Ulnar nerve ------------- When a nerve fiber reaches the sympathetic chain, there are three things that can happen. First, the nerve fibers can enter a ganglia, synapse at that level, and rejoin the spinal nerve via the grey ramus communicans. Second, the preganglionic nerve fibers can travel up or down the trunk, synapse in a ganglia at another level, and then rejoin a spinal nerve. This is how sympathetic fibers join spinal nerves at the cervical and lumbar levels, which are above and below the lateral horn. Third, some preganglionic fibers do not synapse in the trunk and, instead, form splanchnic nerves. These nerves descend into the abdomen and synapse in other ganglia. The greater thoracic splanchnic nerve contains preganglionic fibers that are destined to synapse in the celiac plexus. The recurrent laryngeal nerve provides motor and sensory innervation to the upper esophagus and pharynx. Finally, the vagus nerve is a mixed nerve that carries preganglionic parasympathetic fibers. None of these nerves carry postganglionic sympathetic fibers. The ulnar nerve innervates muscles of the hand, arm, and provides some sensory innervation to skin of the hand and arm. It is derived from ventral rami of spinal nerves, all of which carry postganglionic sympathetic fibers (for vascular smooth muscle, arrector pili muscles, and sweat glands).

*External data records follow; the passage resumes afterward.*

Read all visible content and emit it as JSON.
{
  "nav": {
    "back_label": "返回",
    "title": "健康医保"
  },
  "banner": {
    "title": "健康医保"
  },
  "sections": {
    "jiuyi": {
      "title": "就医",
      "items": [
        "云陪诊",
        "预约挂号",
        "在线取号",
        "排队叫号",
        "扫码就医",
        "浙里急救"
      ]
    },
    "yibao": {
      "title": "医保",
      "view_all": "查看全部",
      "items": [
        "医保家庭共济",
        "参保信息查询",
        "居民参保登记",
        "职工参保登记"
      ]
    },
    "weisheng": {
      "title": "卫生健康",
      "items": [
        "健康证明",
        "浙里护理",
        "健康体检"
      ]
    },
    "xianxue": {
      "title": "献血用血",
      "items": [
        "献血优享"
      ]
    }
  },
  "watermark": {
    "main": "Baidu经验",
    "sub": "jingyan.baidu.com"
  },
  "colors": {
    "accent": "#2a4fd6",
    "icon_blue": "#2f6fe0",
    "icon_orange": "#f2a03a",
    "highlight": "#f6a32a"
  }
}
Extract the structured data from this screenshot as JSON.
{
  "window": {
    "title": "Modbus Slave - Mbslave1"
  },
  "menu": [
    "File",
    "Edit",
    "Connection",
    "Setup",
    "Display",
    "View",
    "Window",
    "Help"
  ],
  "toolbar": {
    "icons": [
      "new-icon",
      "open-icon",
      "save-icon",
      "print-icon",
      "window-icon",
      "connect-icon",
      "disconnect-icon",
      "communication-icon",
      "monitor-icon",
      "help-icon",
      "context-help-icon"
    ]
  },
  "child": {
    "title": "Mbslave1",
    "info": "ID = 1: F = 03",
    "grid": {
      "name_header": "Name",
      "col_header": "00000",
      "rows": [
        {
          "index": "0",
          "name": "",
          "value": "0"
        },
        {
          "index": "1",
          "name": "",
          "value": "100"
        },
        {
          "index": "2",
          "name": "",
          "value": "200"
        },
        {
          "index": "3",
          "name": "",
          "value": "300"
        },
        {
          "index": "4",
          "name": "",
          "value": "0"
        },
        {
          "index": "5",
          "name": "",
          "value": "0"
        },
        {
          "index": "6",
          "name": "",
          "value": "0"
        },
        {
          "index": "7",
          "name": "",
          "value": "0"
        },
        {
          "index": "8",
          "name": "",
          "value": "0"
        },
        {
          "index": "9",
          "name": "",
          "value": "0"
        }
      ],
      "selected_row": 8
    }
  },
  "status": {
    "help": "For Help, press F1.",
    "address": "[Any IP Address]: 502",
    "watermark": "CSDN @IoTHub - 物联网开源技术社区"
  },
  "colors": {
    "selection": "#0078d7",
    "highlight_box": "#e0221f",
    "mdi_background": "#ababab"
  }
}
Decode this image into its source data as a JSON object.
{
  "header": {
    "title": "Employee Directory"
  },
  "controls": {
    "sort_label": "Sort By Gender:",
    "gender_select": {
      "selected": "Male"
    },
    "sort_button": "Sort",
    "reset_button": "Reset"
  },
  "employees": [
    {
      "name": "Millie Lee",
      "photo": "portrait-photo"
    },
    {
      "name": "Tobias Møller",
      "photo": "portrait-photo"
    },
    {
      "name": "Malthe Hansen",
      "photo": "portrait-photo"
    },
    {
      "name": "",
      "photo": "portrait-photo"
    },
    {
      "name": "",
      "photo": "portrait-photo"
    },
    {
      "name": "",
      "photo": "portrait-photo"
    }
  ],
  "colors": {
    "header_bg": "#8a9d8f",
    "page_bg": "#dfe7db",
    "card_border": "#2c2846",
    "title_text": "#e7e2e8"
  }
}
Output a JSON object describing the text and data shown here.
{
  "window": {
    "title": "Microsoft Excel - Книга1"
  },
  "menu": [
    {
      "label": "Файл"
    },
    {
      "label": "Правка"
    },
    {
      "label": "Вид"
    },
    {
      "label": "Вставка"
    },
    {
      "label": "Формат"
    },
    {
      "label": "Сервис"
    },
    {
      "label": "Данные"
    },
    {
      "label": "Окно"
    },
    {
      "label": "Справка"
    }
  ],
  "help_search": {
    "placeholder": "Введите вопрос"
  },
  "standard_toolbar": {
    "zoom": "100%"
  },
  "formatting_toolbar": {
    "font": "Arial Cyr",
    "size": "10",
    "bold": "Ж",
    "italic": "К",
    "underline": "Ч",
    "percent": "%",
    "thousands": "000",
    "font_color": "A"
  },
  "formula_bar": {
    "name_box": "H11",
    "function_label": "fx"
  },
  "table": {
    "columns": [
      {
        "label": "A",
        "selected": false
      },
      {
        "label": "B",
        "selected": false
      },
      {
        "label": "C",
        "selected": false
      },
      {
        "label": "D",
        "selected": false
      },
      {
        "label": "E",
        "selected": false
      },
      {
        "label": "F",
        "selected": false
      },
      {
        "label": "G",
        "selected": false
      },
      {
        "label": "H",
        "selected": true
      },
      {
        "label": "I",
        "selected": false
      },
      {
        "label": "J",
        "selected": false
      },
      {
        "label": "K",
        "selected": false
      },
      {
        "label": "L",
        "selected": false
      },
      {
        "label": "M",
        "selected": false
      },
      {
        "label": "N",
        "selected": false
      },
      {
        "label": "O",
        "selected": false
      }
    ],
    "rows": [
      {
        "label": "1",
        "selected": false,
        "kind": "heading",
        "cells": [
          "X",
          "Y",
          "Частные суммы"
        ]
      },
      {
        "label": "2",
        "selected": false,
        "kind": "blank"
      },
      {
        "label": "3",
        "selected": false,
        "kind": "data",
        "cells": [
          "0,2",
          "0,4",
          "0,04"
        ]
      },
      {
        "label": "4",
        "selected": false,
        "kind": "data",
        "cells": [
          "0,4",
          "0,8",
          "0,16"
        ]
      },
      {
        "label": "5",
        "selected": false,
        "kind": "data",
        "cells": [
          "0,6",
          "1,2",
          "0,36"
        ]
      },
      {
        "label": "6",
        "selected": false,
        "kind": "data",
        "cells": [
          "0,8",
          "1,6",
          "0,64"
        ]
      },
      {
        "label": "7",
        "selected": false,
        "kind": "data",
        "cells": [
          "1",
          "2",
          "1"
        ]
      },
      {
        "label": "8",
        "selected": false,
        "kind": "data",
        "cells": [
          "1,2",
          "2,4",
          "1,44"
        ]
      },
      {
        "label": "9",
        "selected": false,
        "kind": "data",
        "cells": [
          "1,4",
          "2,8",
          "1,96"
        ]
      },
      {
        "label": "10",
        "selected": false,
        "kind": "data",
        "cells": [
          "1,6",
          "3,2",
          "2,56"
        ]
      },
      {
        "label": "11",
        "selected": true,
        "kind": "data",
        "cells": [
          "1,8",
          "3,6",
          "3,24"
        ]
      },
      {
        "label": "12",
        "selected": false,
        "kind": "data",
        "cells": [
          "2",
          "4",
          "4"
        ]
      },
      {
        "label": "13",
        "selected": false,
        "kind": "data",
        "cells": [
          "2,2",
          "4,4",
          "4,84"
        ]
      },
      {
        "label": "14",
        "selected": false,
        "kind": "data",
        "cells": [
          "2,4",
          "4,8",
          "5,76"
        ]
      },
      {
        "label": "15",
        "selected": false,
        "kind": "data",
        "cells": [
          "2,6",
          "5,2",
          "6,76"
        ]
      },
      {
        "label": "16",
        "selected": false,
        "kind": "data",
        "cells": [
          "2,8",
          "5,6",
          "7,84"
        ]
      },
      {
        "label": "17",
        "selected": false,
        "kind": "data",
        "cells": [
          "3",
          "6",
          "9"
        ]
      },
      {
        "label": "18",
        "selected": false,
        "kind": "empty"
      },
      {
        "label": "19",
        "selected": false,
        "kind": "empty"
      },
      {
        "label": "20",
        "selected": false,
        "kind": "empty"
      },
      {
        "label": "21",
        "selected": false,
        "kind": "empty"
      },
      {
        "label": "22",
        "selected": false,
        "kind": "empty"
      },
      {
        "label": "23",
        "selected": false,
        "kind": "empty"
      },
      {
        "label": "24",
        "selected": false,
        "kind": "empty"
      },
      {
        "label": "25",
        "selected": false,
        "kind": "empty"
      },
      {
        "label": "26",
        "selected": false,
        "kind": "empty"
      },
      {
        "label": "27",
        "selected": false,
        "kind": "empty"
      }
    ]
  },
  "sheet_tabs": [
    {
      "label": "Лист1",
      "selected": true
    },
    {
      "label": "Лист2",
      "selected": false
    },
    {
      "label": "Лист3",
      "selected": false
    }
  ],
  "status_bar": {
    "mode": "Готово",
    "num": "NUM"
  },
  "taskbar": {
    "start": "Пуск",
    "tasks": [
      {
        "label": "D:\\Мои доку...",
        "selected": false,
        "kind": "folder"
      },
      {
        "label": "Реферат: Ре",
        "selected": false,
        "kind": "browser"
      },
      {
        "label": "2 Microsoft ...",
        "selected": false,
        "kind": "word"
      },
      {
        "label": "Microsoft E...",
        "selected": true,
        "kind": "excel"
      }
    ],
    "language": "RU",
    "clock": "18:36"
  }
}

The sound associated with tricuspid stenosis (narrowing) in a 40-year-old male would be best heard at which location on the anterior chest wall?

Xiphoid area, just off the sternum ---------------- It's best to listen to sounds associated with the tricuspid valve at the fourth left intercostal space, just lateral to the sternum. The answer that comes the closest to this is E. What would you hear in the other spaces? Below the left nipple, in the fifth intercostal space, you would be auscultating the mitral valve. This is also the valve that you can hear at the apex of the heart. The right 2nd intercostal space near the sternum is the site for auscultating the aortic valve. Finally, it would be difficult to hear anything over the sternal angle, since the stethoscope would be over bone, which would blunt any sounds!